Cluedo

Cluedo
By Sandy Rustin, based on the screenplay by Jonathan Lynn, with additional material by Hunter Foster and Eric Price. John Frost for Crossroads Live. Comedy Theatre, Melbourne. 11 - 28 February 2026

It’s a dark and stormy night.  Thunder rumbles.  Lightning flashes.  The curtains billow at palatial Boddy Mansion.  The French maid Yvette (Lib Campbell) ties the curtains back – with a flirtatious shimmy to the audience.  The Cook (Octavia Barron-Martin) strides back and forth, preparing for the arrival of the six mystery guests invited by the mysterious Mr Boddy.  Butler Wadsworth (Grant Piro) greets each as they arrive.  And Grant Piro, who can do anything, is having more fun than legally allowed.

If you’ve played the board game or seen the 1985 movie (or indeed remember the 1992-1993 Australian television game show adaptation), you’ll recognise the six characters (or suspects) at once.

Cluedo is a country house who-dun-nit (a parody of country house à la Agatha Christie, say, mysteries) but played here mostly as a fast-moving farce with rapid fire dialogue peppered with jokes (some funny, some wince-making), double entendres and wilful misunderstandings. 

To make things a little easier, each of the characters – although they’re not characters – more ‘archetypes’ or deliberate cliches - is identified with an appropriate colour.  There’s dim-witted and pompous Colonel Mustard (Adam Murphy) in yellow-ish uniform.  Multiple divorcee Mrs White (Rachel Beck) in black and white.  Flamboyant and ditzy Mrs Peacock (Genevieve Lemon – thoroughly enjoying the role) as her name.  Timid Reverend Green (Laurence Boxall) in a green coat.  Sexy good time girl Miss Scarlett (Olivia Deeble) in scarlet.  Weighty and dignified (at first) Professor Plum (David James) in an appropriate waistcoat. 

Wadsworth, the butler, imperious but insolent, is dressed as a butler – of course.  It is he who drives the bewildering plot, all in the name of solving the mystery.  But as a play, Cluedo is a who-dunnit in which who did do it is of quite secondary importance. 

There is a plot and there is development.  The frenetic situation moves in six parts, each separated by highly melodramatic music (Sean Peter), blackouts and brilliant lighting effects from Jasmine Rizk.  Because it’s a play extra characters (an imposter, uniform and plain clothes police, a singing telegram delivery person) and extra twists have been added – after all, five writers are credited.

But by the time of the final reveals, I doubt that anyone really understands – or cares – who killed whom or with what, or where – or what this has been all about.  What it is all about involves the creakiest of contrivances that need quite some explaining.  The murders (there are several) are merely the conceit that keeps the character relentlessly on the move – either in searching or in flight. 

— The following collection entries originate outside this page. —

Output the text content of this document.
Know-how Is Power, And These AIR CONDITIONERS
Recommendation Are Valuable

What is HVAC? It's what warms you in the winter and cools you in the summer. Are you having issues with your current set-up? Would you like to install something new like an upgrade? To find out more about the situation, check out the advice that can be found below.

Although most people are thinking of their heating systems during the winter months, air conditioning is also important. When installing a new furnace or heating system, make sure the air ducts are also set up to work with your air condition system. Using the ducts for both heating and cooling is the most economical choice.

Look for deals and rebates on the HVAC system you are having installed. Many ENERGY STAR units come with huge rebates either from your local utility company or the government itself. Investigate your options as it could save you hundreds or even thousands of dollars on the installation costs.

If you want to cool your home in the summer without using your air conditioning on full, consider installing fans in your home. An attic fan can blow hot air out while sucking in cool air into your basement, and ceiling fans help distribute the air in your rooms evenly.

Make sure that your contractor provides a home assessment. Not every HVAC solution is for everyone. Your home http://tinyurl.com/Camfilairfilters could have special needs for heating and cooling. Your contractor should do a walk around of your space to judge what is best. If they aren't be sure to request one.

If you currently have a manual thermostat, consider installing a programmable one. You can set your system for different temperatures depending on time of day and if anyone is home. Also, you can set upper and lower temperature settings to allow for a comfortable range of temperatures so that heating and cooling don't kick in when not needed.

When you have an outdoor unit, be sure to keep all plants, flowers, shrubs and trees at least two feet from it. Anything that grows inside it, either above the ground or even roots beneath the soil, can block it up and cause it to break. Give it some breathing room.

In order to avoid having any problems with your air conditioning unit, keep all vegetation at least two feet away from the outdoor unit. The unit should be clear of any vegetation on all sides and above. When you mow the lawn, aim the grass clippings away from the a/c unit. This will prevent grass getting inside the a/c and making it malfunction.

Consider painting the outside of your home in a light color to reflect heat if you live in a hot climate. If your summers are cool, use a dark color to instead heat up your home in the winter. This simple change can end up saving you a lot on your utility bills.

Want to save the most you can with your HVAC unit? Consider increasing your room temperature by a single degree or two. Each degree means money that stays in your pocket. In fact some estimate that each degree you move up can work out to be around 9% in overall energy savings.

James Browne’s ingenious set is truly a hero of this production.  It’s a miracle of invention, with moving parts that provides the stately home’s great Hall, the library, the dining room, as well as corridors, and other hidden rooms – and thus many clever opportunities for movement and doors that give us echoes of Feydeau-like farcical situations of failed evasions and false identities.  It’s those elements, rather than any ‘mystery’, which contributes much to the considerable and enjoyable fun of the evening. 

In keeping with the farcical style, director Luke Joslin elects for full-on no-doubt-about-it this-is-a-comedy.  He weaves in some lovely sight gags, but the skilled and experienced cast each plays their character from their first entrance at high volume and what might be considered over-acting in other circumstances; they eschew much of light and shade and go for the emphatic style, frequently breaking the fourth wall to include us in the throw-away gags.  The exception is Laurence Boxhall’s Reverend Green - the most ‘real’ of the cast, until he gets the opportunity to go for broke with some inspired and hilarious slapstick.

I do have to wonder if the younger audience will ‘get’ the parody of the genre and the milieu, but on opening night they certainly got the gags and the farce.  Look, if this is the sort of thing you like, you’ll love this.